Martin, Campbell, and Furlong families papers, 1795-1963 (MC 90)

This collection contains papers that document several generations of the Martin, Campbell, and Furlong families with the Martin family receiving the most coverage. To a lesser extent, the Kennedy and Jenkins families, who had strong personal and mercantile ties to the Martin family, are also represented. These interrelated middle class Irish Catholic families who lived in Philadelphia as well as Baltimore and New Orleans, were involved in several prominent industries in the Philadelphia region, including overseas commerce.

Devout in their religious beliefs, the families, the Campbells in particular, played a significant role in shaping Catholicity in Philadelphia. Members of the Campbell family were also actively involved in political and social movements of the nineteenth- and twentieth-centuries, including the labor movement and women’s suffrage. Distinguished members of these families are represented, including suffragist and writer Sarah Jane Campbell (1844-1928).

Items in the collection date from 1795 to 1939 with the majority of materials dating from the period 1825 to 1925. Most items are correspondence, family-oriented and personal in nature; also included are business, estate, and genealogical materials as well as a few photographs.

12 boxes, 4.8 linear ft.

View finding aid (HTML)

Patrick Coad family papers, 1798-1880 (MC 37)

Patrick Coad, undated

Patrick Coad (1783-1872), an Irish immigrant who settled in Philadelphia, was the first patentee of a graduated galvanic battery with insulated poles. Touting his battery among other uses as an instrument that helped cure various diseases, Coad’s invention attracted a good deal of attention within the scientific and medical communities. A teacher whose interests focused on medicine and the sciences, Coad also traveled throughout Pennsylvania and the surrounding area as a lecturer on the natural sciences.

The collection includes Coad’s correspondence, his lecture and medical notes, and ephemera, such as newspaper clippings, pamphlets and broadsides, publicizing his galvanic battery and lectures. Several of Coad’s family members are also documented through correspondence, ephemera, and estate items, including his son Joseph R. Coad (1829-1868), a prominent Philadelphia physician. A family scrapbook with miscellaneous materials is also included.

2 boxes, 1.5 linear ft.

*Materials in this collection have been digitized and can be viewed at the Digital Library @ Villanova University.

View finding aid (HTML)

Robert M. O’Reilly papers, 1862-1925 (MC 34)

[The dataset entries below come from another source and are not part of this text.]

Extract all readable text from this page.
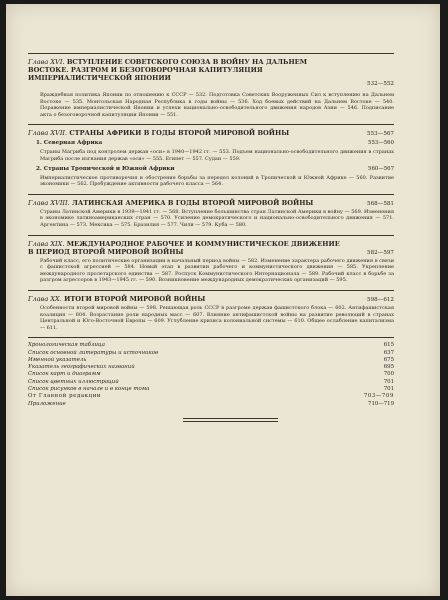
Глава XVI. ВСТУПЛЕНИЕ СОВЕТСКОГО СОЮЗА В ВОЙНУ НА ДАЛЬНЕМ ВОСТОКЕ. РАЗГРОМ И БЕЗОГОВОРОЧНАЯ КАПИТУЛЯЦИЯ ИМПЕРИАЛИСТИЧЕСКОЙ ЯПОНИИ
532—552
Враждебная политика Японии по отношению к СССР — 532. Подготовка Советских Вооруженных Сил к вступлению на Дальнем Востоке — 535. Монгольская Народная Республика в годы войны — 536. Ход боевых действий на Дальнем Востоке — 540. Поражение империалистической Японии и успехи национально-освободительного движения народов Азии — 546. Подписание акта о безоговорочной капитуляции Японии — 551.
Глава XVII. СТРАНЫ АФРИКИ В ГОДЫ ВТОРОЙ МИРОВОЙ ВОЙНЫ	553—567
1. Северная Африка	553—560
Страны Магриба под контролем держав «оси» в 1940—1942 гг. — 553. Подъем национально-освободительного движения в странах Магриба после изгнания держав «оси» — 555. Египет — 557. Судан — 559.
2. Страны Тропической и Южной Африки	560—567
Империалистическое противоречия и обострение борьбы за передел колоний в Тропической и Южной Африке — 560. Развитие экономики — 562. Пробуждение активности рабочего класса — 564.
Глава XVIII. ЛАТИНСКАЯ АМЕРИКА В ГОДЫ ВТОРОЙ МИРОВОЙ ВОЙНЫ	568—581
Страны Латинской Америки в 1939—1941 гг. — 568. Вступление большинства стран Латинской Америки в войну — 569. Изменения в экономике латиноамериканских стран — 570. Усиление демократического и национально-освободительного движения — 571. Аргентина — 573. Мексика — 575. Бразилия — 577. Чили — 579. Куба — 580.
Глава XIX. МЕЖДУНАРОДНОЕ РАБОЧЕЕ И КОММУНИСТИЧЕСКОЕ ДВИЖЕНИЕ В ПЕРИОД ВТОРОЙ МИРОВОЙ ВОЙНЫ	582—597
Рабочий класс, его политические организации в начальный период войны — 582. Изменение характера рабочего движения в связи с фашистской агрессией — 584. Новый этап в развитии рабочего и коммунистического движения — 585. Укрепление международного пролетарского единства — 587. Роспуск Коммунистического Интернационала — 589. Рабочий класс в борьбе за разгром агрессоров в 1943—1945 гг. — 590. Возникновение международных демократических организаций — 595.
Глава XX. ИТОГИ ВТОРОЙ МИРОВОЙ ВОЙНЫ	598—612
Особенности второй мировой войны — 598. Решающая роль СССР в разгроме держав фашистского блока — 602. Антифашистская коалиция — 604. Возрастание роли народных масс — 607. Влияние антифашистской войны на развитие революций в странах Центральной и Юго-Восточной Европы — 609. Углубление кризиса колониальной системы — 610. Общее ослабление капитализма — 611.
Хронологическая таблица	615
Список основной литературы и источников	637
Именной указатель	675
Указатель географических названий	695
Список карт и диаграмм	700
Список цветных иллюстраций	701
Список рисунков в начале и в конце тома	701
От Главной редакции	703—709
Приложение	710—719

Portrait photograph of Robert M. O'Reilly, circa 1870

circa 1870

Robert Maitland O’Reilly (1845-1912) was the 20th Surgeon General of the United States Army serving from September 7, 1902 to January 14, 1909. O’Reilly served a long military medical career beginning as a medical cadet in August 1862 during the Civil War. Other notable appointments include physician at the White House during both of President Grover Cleveland’s administrations, attending surgeon in Washington, D. C., and chief surgeon for several units during the Spanish-American War. He also served as a delegate at the International Conference for the Revision of the Geneva Convention in Geneva in 1906. During his time as surgeon general, O’Reilly made significant improvements by elevating the status and personnel of the army medical corps and furthering medical research.

This collection contains both personal and professional correspondence, much of which documents O’Reilly’s service during the Civil War. Also included are personal papers, including certificates of appointment and assignments, military circulars, and ephemera as well as a scrapbook documenting the 1906 Geneva Convention Conference.

0.4 Linear feet ; 1 box

View finding aid (HTML)

The Right Reverend Monsignor Louis Meyer papers, 1910-2007 (MC 91)

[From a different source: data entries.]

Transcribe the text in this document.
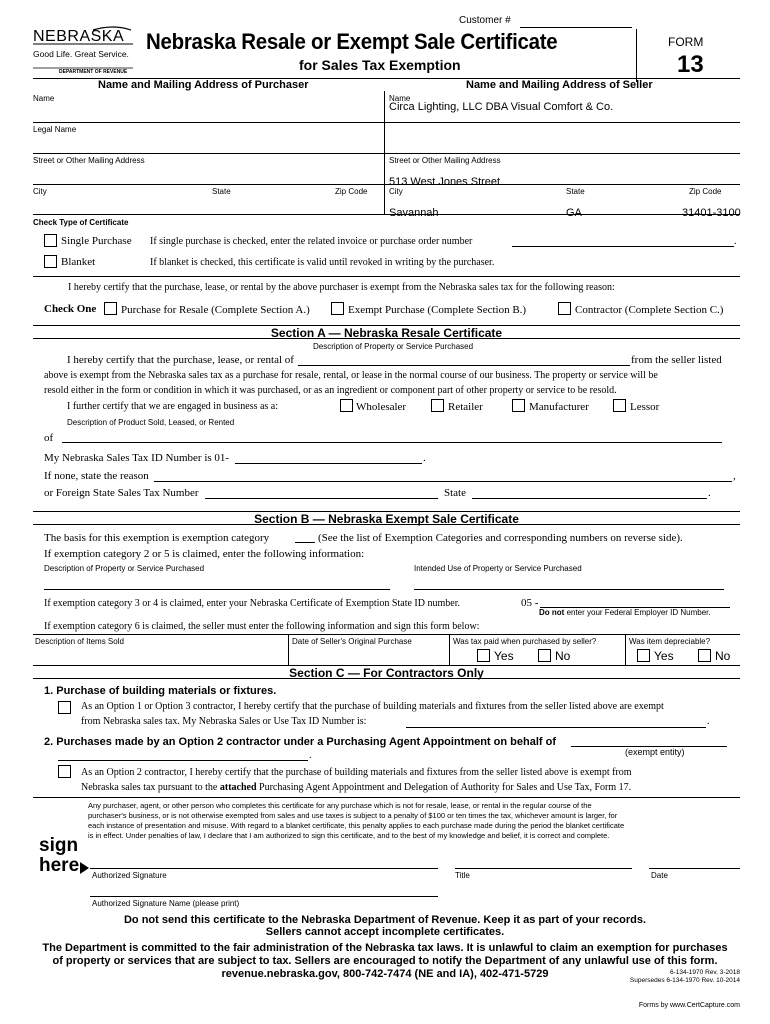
Customer #
NEBRASKA
Good Life. Great Service.
DEPARTMENT OF REVENUE
Nebraska Resale or Exempt Sale Certificate
for Sales Tax Exemption
FORM
13
Name and Mailing Address of Purchaser	Name and Mailing Address of Seller
Name
Legal Name
Street or Other Mailing Address
City	State	Zip Code
Name
Circa Lighting, LLC DBA Visual Comfort & Co.
Street or Other Mailing Address
513 West Jones Street
City	State	Zip Code
Savannah	GA	31401-3100
Check Type of Certificate
Single Purchase If single purchase is checked, enter the related invoice or purchase order number	.
Blanket	If blanket is checked, this certificate is valid until revoked in writing by the purchaser.
I hereby certify that the purchase, lease, or rental by the above purchaser is exempt from the Nebraska sales tax for the following reason:
Check One Purchase for Resale (Complete Section A.)	Exempt Purchase (Complete Section B.)	Contractor (Complete Section C.)
Section A — Nebraska Resale Certificate
Description of Property or Service Purchased
I hereby certify that the purchase, lease, or rental of	from the seller listed
above is exempt from the Nebraska sales tax as a purchase for resale, rental, or lease in the normal course of our business. The property or service will be
resold either in the form or condition in which it was purchased, or as an ingredient or component part of other property or service to be resold.
I further certify that we are engaged in business as a:	Wholesaler	Retailer	Manufacturer	Lessor
Description of Product Sold, Leased, or Rented
of
My Nebraska Sales Tax ID Number is 01-	.
If none, state the reason	,
or Foreign State Sales Tax Number	State	.
Section B — Nebraska Exempt Sale Certificate
The basis for this exemption is exemption category	(See the list of Exemption Categories and corresponding numbers on reverse side).
If exemption category 2 or 5 is claimed, enter the following information:
Description of Property or Service Purchased	Intended Use of Property or Service Purchased
If exemption category 3 or 4 is claimed, enter your Nebraska Certificate of Exemption State ID number.	05 -
Do not enter your Federal Employer ID Number.
If exemption category 6 is claimed, the seller must enter the following information and sign this form below:
Description of Items Sold	Date of Seller's Original Purchase	Was tax paid when purchased by seller?	Was item depreciable?
Yes	No	Yes	No
Section C — For Contractors Only
1. Purchase of building materials or fixtures.
As an Option 1 or Option 3 contractor, I hereby certify that the purchase of building materials and fixtures from the seller listed above are exempt
from Nebraska sales tax. My Nebraska Sales or Use Tax ID Number is:	.
2. Purchases made by an Option 2 contractor under a Purchasing Agent Appointment on behalf of
(exempt entity)
.
As an Option 2 contractor, I hereby certify that the purchase of building materials and fixtures from the seller listed above is exempt from
Nebraska sales tax pursuant to the attached Purchasing Agent Appointment and Delegation of Authority for Sales and Use Tax, Form 17.
Any purchaser, agent, or other person who completes this certificate for any purchase which is not for resale, lease, or rental in the regular course of the
purchaser's business, or is not otherwise exempted from sales and use taxes is subject to a penalty of $100 or ten times the tax, whichever amount is larger, for
each instance of presentation and misuse. With regard to a blanket certificate, this penalty applies to each purchase made during the period the blanket certificate
is in effect. Under penalties of law, I declare that I am authorized to sign this certificate, and to the best of my knowledge and belief, it is correct and complete.
sign
here Authorized Signature	Title	Date
Authorized Signature Name (please print)
Do not send this certificate to the Nebraska Department of Revenue. Keep it as part of your records.
Sellers cannot accept incomplete certificates.
The Department is committed to the fair administration of the Nebraska tax laws. It is unlawful to claim an exemption for purchases
of property or services that are subject to tax. Sellers are encouraged to notify the Department of any unlawful use of this form.
revenue.nebraska.gov, 800-742-7474 (NE and IA), 402-471-5729	6-134-1970 Rev. 3-2018
Supersedes 6-134-1970 Rev. 10-2014
Forms by www.CertCapture.com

Louis Joseph Meyer (1897-1985) attended St. Charles Seminary in Overbrook, Pennsylvania starting in 1914, was ordained in the Roman Catholic Church in 1923, and served as a parish priest for the next 19 years. He served as an Army chaplain during World War II, and was stationed in the China-Burma-India Theater until 1946. Upon his discharge from the service, Meyer resumed his parish duties in Philadelphia. He was elevated to Monsignor in 1965, retired in 1972, and passed away in 1985.

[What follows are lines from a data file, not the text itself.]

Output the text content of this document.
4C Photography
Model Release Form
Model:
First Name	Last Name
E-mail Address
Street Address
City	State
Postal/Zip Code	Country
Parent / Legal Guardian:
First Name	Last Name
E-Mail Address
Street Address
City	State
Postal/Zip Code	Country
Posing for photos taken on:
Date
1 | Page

The Right Reverend Monsignor Louis Meyer papers document the writings, travels, and service of Monsignor Louis Joseph Meyer (1897-1985). This collection dates from 1910 to 2007 and consists of Meyer’s theater work, short stories and writings, speeches and sermons, academic materials relating to St. Charles Seminary and the University of Pennsylvania, travel documents and ephemera, correspondence, notes, journals, diaries, scrapbooks, photographs, and subject files containing clippings and other printed materials.

7.5 linear feet; 18 boxes

Researchers may find it helpful to use the more recent finding aid (HTML) in conjunction with the legacy finding aid (PDF), which includes item-level information.